Sunday, 24 February 2008

Well worth a read

Sit down and take 10 minutes to read this article. The link came from here.

It's all about checklists, and how they can save your life if you end up in intensive care one day.

Such a simple concept - the checklist - but so difficult to put into everyday use.

I used to manage an area where my team was looking after a lot of equipment, and it seemed that half the time, I'd arrive at the office to find that some disaster had erupted because something had failed overnight and no one had noticed until users started callin gup to report problems.

So I implemented two checklists - one for the guys that arrived before 7am (the office staff didn't start until a bit after that, so they had time to do the morning checklist before the rush started) and one for those that closed up for the night.

I found that when the checklists were used, the number of morning fuck-ups that we faced fell quite substantially, because the guys found problems before the users did, and were able to fix them before the days work began. It made life much more peaceful.

But could I convince everyone to use them?

No.

I had about 8 people working for me at that time, and only 3 could be relied on to run the checklist at the start or finish of every shift. The rest just couldn't be bothered - even if we struck a problem because they didn't run the checks. Nothing I did could make them see sense.

And no, I was not working in a nuclear power plant or a bio-weapons factory.

I have since drawn the conclusion that in some areas, running checklists has to be made part of the job description of particular staff, and failing to run them should be a sackable offence.

Of course my checklists could not last forever.

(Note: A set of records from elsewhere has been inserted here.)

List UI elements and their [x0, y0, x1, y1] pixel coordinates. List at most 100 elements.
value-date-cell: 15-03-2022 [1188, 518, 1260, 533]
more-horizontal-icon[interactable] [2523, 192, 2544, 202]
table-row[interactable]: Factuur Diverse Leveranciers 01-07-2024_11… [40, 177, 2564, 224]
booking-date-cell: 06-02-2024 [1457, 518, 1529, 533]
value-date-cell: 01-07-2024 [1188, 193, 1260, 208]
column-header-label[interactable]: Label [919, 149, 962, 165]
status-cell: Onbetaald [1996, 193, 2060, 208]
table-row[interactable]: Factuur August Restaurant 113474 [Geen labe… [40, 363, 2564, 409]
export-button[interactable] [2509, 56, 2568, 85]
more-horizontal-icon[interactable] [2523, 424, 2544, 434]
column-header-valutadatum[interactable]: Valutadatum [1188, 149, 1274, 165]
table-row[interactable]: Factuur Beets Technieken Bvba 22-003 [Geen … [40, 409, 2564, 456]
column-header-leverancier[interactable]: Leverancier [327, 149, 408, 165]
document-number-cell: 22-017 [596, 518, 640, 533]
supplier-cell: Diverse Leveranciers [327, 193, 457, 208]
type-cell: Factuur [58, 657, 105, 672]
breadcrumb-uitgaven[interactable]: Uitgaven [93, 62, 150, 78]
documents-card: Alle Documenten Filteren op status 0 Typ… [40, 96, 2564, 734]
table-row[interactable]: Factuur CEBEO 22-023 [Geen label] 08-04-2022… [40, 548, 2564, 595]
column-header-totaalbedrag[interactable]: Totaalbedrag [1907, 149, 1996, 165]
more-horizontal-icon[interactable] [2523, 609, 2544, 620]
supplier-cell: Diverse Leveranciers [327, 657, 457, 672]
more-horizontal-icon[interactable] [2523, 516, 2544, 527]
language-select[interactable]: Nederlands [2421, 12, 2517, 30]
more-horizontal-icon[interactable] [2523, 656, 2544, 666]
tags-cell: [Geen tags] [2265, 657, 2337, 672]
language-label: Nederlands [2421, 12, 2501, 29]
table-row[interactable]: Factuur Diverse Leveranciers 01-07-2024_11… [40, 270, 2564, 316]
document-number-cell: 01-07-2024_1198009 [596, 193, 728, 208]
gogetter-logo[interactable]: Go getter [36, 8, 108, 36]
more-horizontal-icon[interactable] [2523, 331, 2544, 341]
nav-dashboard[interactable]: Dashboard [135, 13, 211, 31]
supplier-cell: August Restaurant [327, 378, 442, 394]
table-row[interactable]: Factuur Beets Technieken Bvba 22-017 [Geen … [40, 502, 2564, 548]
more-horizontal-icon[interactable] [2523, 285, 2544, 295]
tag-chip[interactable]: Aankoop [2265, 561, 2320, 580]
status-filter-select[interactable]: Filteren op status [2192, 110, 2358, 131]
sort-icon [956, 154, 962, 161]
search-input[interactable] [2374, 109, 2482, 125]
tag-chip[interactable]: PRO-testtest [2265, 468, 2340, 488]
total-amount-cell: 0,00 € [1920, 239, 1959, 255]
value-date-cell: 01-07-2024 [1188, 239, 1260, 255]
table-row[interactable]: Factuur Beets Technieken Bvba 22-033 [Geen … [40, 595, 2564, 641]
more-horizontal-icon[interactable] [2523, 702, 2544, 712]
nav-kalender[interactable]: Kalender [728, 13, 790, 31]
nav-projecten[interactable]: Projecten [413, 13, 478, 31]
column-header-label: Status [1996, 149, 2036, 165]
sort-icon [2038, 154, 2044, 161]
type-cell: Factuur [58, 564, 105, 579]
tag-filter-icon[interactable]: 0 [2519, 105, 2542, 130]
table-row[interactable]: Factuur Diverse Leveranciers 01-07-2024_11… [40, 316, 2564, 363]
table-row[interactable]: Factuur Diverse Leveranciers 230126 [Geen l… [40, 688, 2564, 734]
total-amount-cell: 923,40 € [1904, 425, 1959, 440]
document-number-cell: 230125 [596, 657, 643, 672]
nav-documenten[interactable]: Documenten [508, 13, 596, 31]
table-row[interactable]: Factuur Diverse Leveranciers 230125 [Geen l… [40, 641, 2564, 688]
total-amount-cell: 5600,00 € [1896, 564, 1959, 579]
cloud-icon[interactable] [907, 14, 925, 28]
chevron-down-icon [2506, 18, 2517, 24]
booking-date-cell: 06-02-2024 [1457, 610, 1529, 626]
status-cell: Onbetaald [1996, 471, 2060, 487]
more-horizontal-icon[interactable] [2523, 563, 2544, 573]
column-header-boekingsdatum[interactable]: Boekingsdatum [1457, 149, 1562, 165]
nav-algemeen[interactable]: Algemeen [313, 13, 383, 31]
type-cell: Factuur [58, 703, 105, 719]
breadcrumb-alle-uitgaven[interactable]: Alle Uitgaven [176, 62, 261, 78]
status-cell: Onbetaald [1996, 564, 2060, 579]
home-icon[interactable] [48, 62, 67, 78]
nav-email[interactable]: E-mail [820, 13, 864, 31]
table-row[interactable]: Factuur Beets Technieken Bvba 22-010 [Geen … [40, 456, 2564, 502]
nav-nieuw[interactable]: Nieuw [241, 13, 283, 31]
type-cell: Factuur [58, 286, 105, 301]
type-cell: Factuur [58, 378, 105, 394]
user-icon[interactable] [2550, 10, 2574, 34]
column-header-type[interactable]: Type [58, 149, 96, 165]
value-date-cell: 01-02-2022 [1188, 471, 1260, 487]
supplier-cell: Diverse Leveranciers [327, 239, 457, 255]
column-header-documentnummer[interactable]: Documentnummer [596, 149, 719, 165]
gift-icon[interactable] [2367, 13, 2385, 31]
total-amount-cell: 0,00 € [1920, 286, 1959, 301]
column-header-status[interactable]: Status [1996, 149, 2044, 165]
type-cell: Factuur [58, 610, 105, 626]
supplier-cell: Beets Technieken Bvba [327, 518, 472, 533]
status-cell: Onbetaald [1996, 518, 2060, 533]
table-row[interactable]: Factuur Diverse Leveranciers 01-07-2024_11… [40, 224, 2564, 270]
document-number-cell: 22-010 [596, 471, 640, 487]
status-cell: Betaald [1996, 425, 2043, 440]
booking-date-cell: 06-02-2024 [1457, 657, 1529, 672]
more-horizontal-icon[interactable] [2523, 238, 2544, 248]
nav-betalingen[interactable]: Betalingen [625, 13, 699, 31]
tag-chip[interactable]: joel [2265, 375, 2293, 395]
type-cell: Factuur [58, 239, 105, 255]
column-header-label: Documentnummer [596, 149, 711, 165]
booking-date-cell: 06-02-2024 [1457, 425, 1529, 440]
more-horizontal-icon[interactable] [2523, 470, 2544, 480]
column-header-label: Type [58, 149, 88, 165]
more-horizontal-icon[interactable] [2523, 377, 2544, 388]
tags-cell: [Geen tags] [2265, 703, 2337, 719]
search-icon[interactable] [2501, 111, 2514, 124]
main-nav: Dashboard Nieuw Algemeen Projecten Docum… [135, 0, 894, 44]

I moved on to a different role after a while, and handed over my team to another manager. I handed over all the checklists, and he looked at them and then filed them in the round filing cabinet next to his desk. His tenure of course was marked by disaster after disaster, but our boss couldn't see that his failure to follow processes - or even write down some processes - was part of the problem.

I called him "fuckwit". With good reason.

In my next role, I wrote some more procedures and checklists. I then moved on again and handed them to the new guy.

He also declined to use them, and a cruisy role for me turned into perpetual crisis management for him - which is how some people like to spend their working day. If they're not having a crisis, they don't feel like they are doing anything. Pity that their crisis has to fuck up everything around them, and make my workday a misery. I called that bloke "suckhole dickhead".

I just like things to work properly. Is that too much to ask?